Eventually, the parents make their way to the theater where the Battle of the Bands is taking place just in time to hear the kids’ band, the School of Rock, play and see that their kids are more than just little learning machines.
 
Dewey’s carnivalesque mission to upend the asylum is complete.
 
Or is it?
 
In the scene during the final credit roll, Dewey and Ned have started their own School of Rock in Ned’s apartment. Has Dewey conformed? Has he has created his own oasis of carnival? Is he fomenting a revolution by unleashing these carnival kids upon an uptight world?
 
I have no answers.
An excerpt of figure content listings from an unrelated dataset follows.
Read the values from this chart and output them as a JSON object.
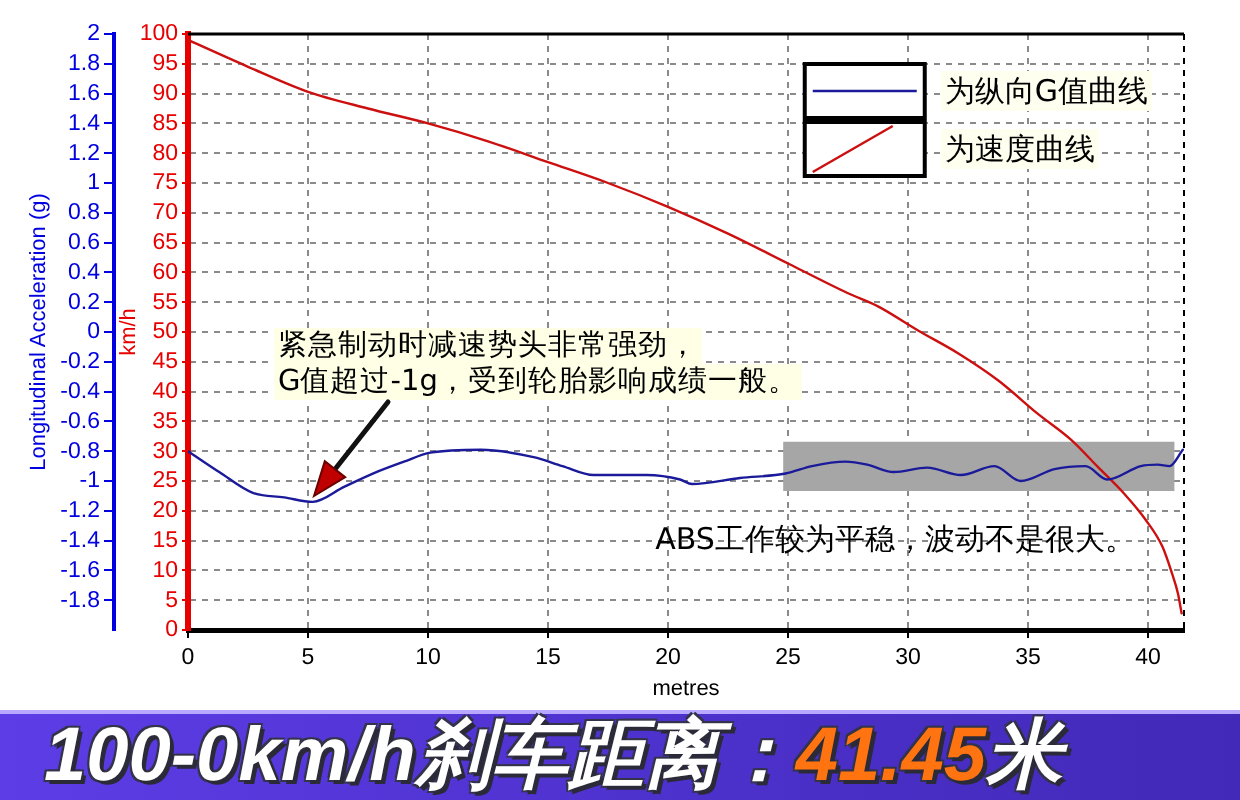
{
  "chart_data": {
    "type": "line",
    "title": "100-0km/h刹车距离：41.45米",
    "xlabel": "metres",
    "ylabel": "Longitudinal Acceleration (g)",
    "y2label": "km/h",
    "annotations": [
      "紧急制动时减速势头非常强劲，\nG值超过-1g，受到轮胎影响成绩一般。"
    ],
    "bands": [
      {
        "axis": "x",
        "from": 24.8,
        "to": 41.1,
        "label": "ABS工作较为平稳，波动不是很大。",
        "color": "#a6a6a6"
      }
    ],
    "series": [
      {
        "name": "为纵向G值曲线",
        "color": "#1a1a9a",
        "x": [
          0,
          1.3,
          2.7,
          4.0,
          5.2,
          6.5,
          7.7,
          9.0,
          10.1,
          12.2,
          14.4,
          15.6,
          16.9,
          19.1,
          20.5,
          21.0,
          23.0,
          24.9,
          26.0,
          27.4,
          28.3,
          29.4,
          30.8,
          32.2,
          33.6,
          34.7,
          36.1,
          37.4,
          38.3,
          39.7,
          40.4,
          40.9,
          41.45
        ],
        "values": [
          -0.8,
          -0.94,
          -1.08,
          -1.11,
          -1.14,
          -1.04,
          -0.95,
          -0.87,
          -0.81,
          -0.79,
          -0.84,
          -0.9,
          -0.96,
          -0.96,
          -0.99,
          -1.02,
          -0.98,
          -0.95,
          -0.9,
          -0.87,
          -0.89,
          -0.94,
          -0.91,
          -0.96,
          -0.9,
          -1.0,
          -0.92,
          -0.9,
          -0.99,
          -0.9,
          -0.89,
          -0.9,
          -0.79
        ]
      },
      {
        "name": "为速度曲线",
        "color": "#cc1010",
        "axis": "y2",
        "x": [
          0,
          2.5,
          5,
          7.5,
          10,
          12.5,
          15,
          17.5,
          20,
          22.5,
          25,
          27.5,
          28.75,
          30.4,
          32.1,
          33.75,
          35.4,
          36.8,
          37.9,
          39.0,
          39.9,
          40.6,
          41.0,
          41.25,
          41.4
        ],
        "values": [
          99,
          94.5,
          90.3,
          87.5,
          85,
          82,
          78.5,
          75,
          71,
          66.5,
          61.5,
          56.5,
          54.3,
          50.3,
          46.4,
          41.9,
          36.3,
          31.9,
          27.4,
          22.9,
          18.5,
          14,
          9.5,
          6.1,
          2.8
        ]
      }
    ],
    "xlim": [
      0,
      41.5
    ],
    "xticks": [
      0,
      5,
      10,
      15,
      20,
      25,
      30,
      35,
      40
    ],
    "ylim": [
      -2,
      2
    ],
    "yticks": [
      -1.8,
      -1.6,
      -1.4,
      -1.2,
      -1,
      -0.8,
      -0.6,
      -0.4,
      -0.2,
      0,
      0.2,
      0.4,
      0.6,
      0.8,
      1,
      1.2,
      1.4,
      1.6,
      1.8,
      2
    ],
    "y2lim": [
      0,
      100
    ],
    "y2ticks": [
      0,
      5,
      10,
      15,
      20,
      25,
      30,
      35,
      40,
      45,
      50,
      55,
      60,
      65,
      70,
      75,
      80,
      85,
      90,
      95,
      100
    ],
    "grid": true,
    "legend": "top right",
    "line_style": "solid"
  }
}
But I do know this: the film has one heck of a kick-ass feel-good performance during the Battle of the Bands show.
 
https://www.youtube.com/watch?v=SMTQEDGD0cI
 
Rock on, my friends. Rock on.
 
 
Works Cited
 
Benjamin Reiss. Theaters of Madness: Insane Asylums and Nineteenth-Century Culture. (Chicago: University of Chicago Press, 2008)
 
Cultural Studies Now: Article Summaries and Reviews in Cultural Studies. “Mikhail Bakhtin: ‘Carnival and Carnivalesque’ – summary and review.” Downloaded 6/19/2018.
 http://culturalstudiesnow.blogspot.com/2011/07/mikhail-bakhtin-carnival-and.html
 
“School of Rock.” (2003) Director: Richard Linklater. Writer: Mike White.